Why it matters: The commission's recommendations, which include removing depictions of and dedications to Gen. Robert E. Lee from West Point, are part of a broader effort to rename military installations that bore the names of Confederate military officers.

What they're saying: In the second part of its final report to Congress, the Naming Commission wrote that the commissioners did "not make these recommendations with any intention of 'erasing history.'"

  • "Rather, they make these recommendations to affirm West Point’s long tradition of educating future generations of America’s military leaders to represent the best of our national ideals," it added.
  • "Cadets of the present who devote their lives to national service should do so in an environment and setting that honors the greatest examples, traditions, and leaders of our past."
  • The commission is made up of several former military officials and is chaired by Michelle Janine Howard, a retired U.S. Navy four-star admiral.

The big picture: The commission specifically recommended that the Army rename a barracks, a housing area, a child development center, a road, and a gate named after Lee at West Point. It also recommended removing a portrait of the general currently displayed in Jefferson Hall, the library.

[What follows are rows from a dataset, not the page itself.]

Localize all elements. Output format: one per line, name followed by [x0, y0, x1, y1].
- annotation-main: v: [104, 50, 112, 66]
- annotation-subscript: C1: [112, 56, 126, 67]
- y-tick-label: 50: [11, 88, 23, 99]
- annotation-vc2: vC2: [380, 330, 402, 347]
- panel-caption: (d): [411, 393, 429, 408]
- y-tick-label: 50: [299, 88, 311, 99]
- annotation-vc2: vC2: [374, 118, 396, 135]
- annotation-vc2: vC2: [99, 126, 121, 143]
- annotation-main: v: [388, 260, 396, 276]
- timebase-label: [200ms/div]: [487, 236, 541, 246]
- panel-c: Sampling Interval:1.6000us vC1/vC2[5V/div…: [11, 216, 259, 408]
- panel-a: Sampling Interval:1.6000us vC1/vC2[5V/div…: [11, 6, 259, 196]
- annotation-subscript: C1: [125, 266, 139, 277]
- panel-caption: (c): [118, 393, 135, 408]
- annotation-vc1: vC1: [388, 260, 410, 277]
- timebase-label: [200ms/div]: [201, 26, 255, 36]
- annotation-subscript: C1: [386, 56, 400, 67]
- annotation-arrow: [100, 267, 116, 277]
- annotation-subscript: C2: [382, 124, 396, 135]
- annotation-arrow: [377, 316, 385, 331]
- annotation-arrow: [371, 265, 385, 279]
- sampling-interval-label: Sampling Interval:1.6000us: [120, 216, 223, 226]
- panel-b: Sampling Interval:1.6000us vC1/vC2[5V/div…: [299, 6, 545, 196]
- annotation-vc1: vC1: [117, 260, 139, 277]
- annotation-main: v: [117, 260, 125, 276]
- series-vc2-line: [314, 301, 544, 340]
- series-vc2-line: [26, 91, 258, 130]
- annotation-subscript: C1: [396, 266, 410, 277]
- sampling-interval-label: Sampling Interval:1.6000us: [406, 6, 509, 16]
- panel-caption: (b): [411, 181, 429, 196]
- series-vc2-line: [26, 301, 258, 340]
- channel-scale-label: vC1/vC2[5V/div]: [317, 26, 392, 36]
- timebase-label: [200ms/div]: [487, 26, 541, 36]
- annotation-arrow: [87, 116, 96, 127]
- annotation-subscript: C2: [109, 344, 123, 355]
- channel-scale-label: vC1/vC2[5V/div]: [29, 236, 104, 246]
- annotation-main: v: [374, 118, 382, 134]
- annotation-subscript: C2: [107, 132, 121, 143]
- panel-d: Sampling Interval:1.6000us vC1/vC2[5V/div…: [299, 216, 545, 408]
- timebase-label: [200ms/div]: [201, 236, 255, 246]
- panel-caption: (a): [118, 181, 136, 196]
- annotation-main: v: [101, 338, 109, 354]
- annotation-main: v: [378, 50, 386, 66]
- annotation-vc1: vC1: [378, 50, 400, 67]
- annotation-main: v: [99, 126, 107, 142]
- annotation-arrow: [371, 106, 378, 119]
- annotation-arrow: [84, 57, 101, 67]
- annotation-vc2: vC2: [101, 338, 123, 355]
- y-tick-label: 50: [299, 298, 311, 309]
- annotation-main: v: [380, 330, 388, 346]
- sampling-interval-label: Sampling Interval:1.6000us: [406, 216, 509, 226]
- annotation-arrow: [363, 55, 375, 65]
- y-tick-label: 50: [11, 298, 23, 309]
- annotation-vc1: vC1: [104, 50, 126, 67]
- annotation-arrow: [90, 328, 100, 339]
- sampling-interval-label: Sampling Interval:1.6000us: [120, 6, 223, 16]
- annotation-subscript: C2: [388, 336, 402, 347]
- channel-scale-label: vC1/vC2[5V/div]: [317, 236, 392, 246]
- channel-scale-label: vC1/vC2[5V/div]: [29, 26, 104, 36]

  • "No doubts exist that Robert E. Lee fought for the Confederacy: he was its most effective and storied leader, and by the end of the Civil War, Lee had risen to General in Chief of the Armies of the Confederate States," the commission wrote.
  • "Lee’s armies were responsible for the deaths of more United States Soldiers than practically any other enemy in our nation’s history," the commission said.
  • It also recommended West Point remove honors for Confederate Gens. P.G.T. Beauregard and William Hardee.
  • As for the U.S. Naval Academy in Annapolis, Md., the commission said the Navy should rename two buildings and a road named after Confederate Adm. Franklin Buchanan and Matthew Maury, a Confederate naval officer who "viewed African Americans as unworthy of life, liberty, or the pursuit of happiness."